Dans ces heures glorieuses du fédéralisme canadian, à la demande directe du chef de l’État, des centaines d’agents sont partis dans l’ombre dynamiter, provoquer, espionner, délater, vendre, abuser, incendier. Des agents du type Marc-André Boivin qu’on a vu à l’oeuvre dans le conflit du Manoir Richelieu… Pleureuse de service, Gérard Pelletier, qui siégeait à ce cabinet où le vol de la liste des membres d’un parti démocratique fut décidé, n’en écrivait pas moins en mars 1971 : « Aucune explication, si longue et si minutieuse qu’elle soit, ne saurait épuiser le sens de la crise d’octobre. »

Plus cynique que ça…

Avouant dix ans plus tard qu’il « est à peu près impossible de faire la preuve d’une conspiration gouvernementale », Ferron rappelait cependant qu’il avait fallu seize ans au Sinn Féin irlandais avant de découvrir que son principal stratège était en réalité un… agent britannique.

Provocateurs. Agitateurs.

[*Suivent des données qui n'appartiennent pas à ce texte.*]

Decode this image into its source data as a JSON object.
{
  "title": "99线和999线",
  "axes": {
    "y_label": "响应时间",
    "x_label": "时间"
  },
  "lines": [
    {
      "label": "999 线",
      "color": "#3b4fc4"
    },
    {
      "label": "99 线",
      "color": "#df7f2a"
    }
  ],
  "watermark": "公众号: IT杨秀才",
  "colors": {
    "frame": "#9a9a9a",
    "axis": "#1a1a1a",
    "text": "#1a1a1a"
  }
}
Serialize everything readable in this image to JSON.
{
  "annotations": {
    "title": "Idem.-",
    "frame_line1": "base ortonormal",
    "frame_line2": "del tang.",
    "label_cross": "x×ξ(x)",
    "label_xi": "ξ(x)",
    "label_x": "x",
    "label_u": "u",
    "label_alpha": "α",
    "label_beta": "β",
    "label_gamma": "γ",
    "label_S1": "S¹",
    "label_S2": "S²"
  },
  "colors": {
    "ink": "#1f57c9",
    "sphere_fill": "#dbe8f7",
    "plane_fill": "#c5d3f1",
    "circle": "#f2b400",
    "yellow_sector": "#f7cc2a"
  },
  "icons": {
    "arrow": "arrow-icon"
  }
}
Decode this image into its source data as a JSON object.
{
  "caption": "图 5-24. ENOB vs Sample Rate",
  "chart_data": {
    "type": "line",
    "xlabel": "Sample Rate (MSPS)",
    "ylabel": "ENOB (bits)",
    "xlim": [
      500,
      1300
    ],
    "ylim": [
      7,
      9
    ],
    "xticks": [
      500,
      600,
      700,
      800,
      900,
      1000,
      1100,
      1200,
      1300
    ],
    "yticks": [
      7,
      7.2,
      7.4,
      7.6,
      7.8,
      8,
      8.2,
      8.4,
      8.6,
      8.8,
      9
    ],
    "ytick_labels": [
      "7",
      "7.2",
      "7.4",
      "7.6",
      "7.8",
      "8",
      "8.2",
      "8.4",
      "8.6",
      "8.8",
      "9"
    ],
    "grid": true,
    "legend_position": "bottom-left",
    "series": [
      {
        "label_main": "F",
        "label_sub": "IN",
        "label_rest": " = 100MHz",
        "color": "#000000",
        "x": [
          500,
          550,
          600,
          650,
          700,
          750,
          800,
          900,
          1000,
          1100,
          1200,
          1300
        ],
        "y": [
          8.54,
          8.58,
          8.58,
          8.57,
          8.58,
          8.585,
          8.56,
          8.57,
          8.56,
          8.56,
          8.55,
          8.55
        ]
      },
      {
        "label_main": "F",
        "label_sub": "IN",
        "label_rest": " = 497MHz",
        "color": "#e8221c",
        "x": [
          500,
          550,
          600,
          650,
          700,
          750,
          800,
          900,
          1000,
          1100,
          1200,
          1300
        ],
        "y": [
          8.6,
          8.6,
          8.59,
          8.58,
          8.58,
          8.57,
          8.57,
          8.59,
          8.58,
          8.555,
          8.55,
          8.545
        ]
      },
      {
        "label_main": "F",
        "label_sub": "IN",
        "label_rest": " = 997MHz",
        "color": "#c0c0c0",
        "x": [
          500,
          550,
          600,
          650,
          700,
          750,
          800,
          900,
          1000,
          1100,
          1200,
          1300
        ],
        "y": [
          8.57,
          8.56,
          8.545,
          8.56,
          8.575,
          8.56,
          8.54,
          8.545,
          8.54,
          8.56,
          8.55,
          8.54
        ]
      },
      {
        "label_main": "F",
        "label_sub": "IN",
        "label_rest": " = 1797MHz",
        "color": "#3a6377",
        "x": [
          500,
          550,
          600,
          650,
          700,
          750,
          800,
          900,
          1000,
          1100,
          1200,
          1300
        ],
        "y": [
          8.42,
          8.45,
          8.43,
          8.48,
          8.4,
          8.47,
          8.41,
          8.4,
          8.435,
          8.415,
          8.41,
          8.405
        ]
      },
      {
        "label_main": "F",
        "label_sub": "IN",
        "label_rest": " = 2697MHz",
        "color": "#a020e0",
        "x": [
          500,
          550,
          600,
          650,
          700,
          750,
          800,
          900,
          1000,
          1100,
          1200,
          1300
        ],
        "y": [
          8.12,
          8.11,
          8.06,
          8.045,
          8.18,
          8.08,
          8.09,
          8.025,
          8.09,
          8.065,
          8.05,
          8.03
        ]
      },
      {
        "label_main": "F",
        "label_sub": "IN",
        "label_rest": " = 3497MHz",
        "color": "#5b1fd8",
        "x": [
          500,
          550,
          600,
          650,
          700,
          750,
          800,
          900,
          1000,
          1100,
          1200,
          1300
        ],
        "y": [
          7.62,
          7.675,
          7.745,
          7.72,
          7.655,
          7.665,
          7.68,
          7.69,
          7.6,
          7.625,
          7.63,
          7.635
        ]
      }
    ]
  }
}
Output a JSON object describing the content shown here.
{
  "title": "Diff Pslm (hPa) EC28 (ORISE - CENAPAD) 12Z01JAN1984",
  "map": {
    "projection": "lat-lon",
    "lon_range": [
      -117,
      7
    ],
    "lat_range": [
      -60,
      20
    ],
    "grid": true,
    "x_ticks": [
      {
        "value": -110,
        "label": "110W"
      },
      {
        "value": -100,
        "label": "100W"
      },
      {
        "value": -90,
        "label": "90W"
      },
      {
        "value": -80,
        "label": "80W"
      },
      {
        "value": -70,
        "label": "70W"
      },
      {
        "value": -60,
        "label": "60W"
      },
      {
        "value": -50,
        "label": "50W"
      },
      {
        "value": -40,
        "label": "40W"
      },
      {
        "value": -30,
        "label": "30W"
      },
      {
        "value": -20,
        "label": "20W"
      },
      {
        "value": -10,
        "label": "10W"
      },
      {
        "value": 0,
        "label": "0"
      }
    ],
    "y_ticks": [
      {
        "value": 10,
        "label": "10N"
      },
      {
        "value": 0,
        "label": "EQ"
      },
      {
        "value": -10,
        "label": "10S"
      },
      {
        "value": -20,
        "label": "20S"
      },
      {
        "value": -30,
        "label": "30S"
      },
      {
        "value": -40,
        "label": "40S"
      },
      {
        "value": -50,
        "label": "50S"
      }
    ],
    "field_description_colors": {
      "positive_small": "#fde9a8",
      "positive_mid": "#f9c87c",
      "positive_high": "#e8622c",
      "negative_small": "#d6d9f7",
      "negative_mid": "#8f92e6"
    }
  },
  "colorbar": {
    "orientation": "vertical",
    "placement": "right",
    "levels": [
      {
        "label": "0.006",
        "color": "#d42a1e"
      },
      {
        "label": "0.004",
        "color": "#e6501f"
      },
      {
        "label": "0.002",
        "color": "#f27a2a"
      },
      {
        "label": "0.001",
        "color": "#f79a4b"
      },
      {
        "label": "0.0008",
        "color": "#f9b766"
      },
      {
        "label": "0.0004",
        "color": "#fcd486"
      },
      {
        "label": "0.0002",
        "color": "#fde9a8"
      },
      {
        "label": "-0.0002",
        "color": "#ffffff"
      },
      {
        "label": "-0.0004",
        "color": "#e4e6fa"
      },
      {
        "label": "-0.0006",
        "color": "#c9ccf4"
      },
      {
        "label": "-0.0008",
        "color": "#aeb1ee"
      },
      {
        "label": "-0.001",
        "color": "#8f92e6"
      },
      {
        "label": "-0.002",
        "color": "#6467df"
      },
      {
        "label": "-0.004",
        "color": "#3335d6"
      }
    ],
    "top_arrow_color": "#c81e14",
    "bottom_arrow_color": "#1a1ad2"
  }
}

Hypocrites. Des bums en smoking. Des rats de ville.

Qui ont mis sur pied et financé la plus formidable industrie d’infiltration, de délation, de suspicion, de violence organisée, de chantage. Œuvre de rats des champs.

Cinquante ans plus tard, nous en savons un peu plus. Mais il en reste encore à découvrir. Le 5 novembre 1971, Claude Ryan terminait ainsi un éditorial : « L’histoire dira dans quelques années où furent, dans cette affaire, les alliés les plus efficaces de la violence… »

En 1964, pourfendant une fois de plus ce qu’il nommait d’un souverain mépris « la tribu », Trudeau se projetait lui-même. « Ils déclarent aux journaux que désormais ils entreront dans la clandestinité. Ces terroristes terrorisés seront dirigés par un Monsieur X. Et, dans une courageuse unanimité, ils sèmeront leurs idées, en attendant de placer leurs bombes. »

Un prophète, Trudeau, qui avait vu tout ça six ans avant tout le monde…

Tant que le Québec voudra se faire entendre, il y aura des préposés aux basses œuvres à Ottawa. Vous croyez que cette époque est révolue? L’affaire des commandites, ça ne vous dit rien?